Tout était parfaitement calculé, bâti avec brio par d’austères architectes du son. La musique a toujours été une discipline exigeante et austère, de Mozart à Count Basie. Regardez-les ces maîtres de big band, dictateurs magnifiques à la tête de grandes légions du swing. Puis Armstrong monta le Hot Five et le Hot Seven, libéra progressivement sa trompette de son étau harmonique. Vint ensuite Coleman Hawkins, le père du saxophone ténor, celui dont le souffle donna vie à l’invention de Monsieur Sax.
[reconnaissez-vous la photo de droite ? cherchez bien, vous la voyez tous les jours sur la bannière Déblocnot...] Ce que le jeune Dexter put écouter ces chorus du Hawks ! Son souffle se coupait presque quand le grand aigle s’envolait vers des sommets vertigineux. Il vivait alors la même révélation que tant de saxophonistes avant, en même temps et après lui, celui que l’on nommait ironiquement Bean était alors devenu le big bang faisant naître le jazz moderne. Pourtant, la formidable puissance de Hawkins le marqua moins que la somptueuse souplesse du président Lester Young. Il se murmurait d’ailleurs que le Pres avait plumé l’aigle lors d’une joute dantesque que les spectateurs présents ce soir-là racontaient avec fièvre. Cette affirmation est sans doute exagérée, plumer ce grandiose volatile qu’est le Hawks étant à peu près aussi réalisable que faire le tour du monde en une journée.
S’il n’y eut sans doute pas de vainqueur, la joute en question eut bien lieu dans un bar de la 52e rue, cité magnifique où la demi-mesure n’existait pas. Les dieux du bop s’affrontaient dans ces bars devant une foule médusée ou sceptique, dévote ou hostile. Thélonious Monk lui-même eut du mal à imposer son swing devant certains ayatollahs du swing, ses blue notes étant d’abord prises pour de simples fausses notes. Les scènes étaient ouvertes à chaque musicien, mais ceux qui n’étaient pas à la hauteur de leurs ambitions risquaient de se faire ridiculiser par les pointures locales avant d’être mis dehors de la façon la plus brutale. Lorsqu’il atteignit cette Mecque new yorkaise, Dexter Gordon avait déjà passé des années à "apprendre le métier" dans des big band muselant son talent d’improvisation. Sa souplesse de « fils du président » lui valut vite de côtoyer les plus grands, qui le laissèrent enfin choruser devant une foule séduite. Vint alors le soir historique où, alors qu’il déployait tranquillement ses nuages mélodieux, Dexter fut rejoint sur scène par le jeune Miles Davis, le fou génial Bud Powell et la brute raffinée Max Roach.
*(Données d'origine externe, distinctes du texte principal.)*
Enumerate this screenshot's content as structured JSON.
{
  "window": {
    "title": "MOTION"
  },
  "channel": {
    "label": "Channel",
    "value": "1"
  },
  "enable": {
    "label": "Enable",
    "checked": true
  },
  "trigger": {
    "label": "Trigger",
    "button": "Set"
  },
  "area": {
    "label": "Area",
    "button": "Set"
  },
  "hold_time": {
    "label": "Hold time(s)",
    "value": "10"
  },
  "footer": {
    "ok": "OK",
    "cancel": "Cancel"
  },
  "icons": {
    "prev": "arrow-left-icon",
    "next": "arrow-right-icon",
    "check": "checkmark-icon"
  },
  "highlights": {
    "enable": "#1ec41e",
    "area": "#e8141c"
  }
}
[avec Charlie Parker au sax alto et Miles Davis à la trompette] Le leader de cette formation éphémère ne tarda pas à se percher à l’avant de la scène, avant d’imposer sa suprématie dès le premier son sorti de son saxophone. Charlie Parker était un pionnier du bop en même temps qu’un de ses plus grands maîtres, il prit le rôle d’éclaireur montrant aux autres le chemin à suivre et justifiant leurs efforts. Sa façon de dodeliner de la tête tel un somptueux paon en plein roue lui valut le surnom de Bird, l’oiseau dont le chant fut plus majestueux que les plus gracieux rossignols du jazz.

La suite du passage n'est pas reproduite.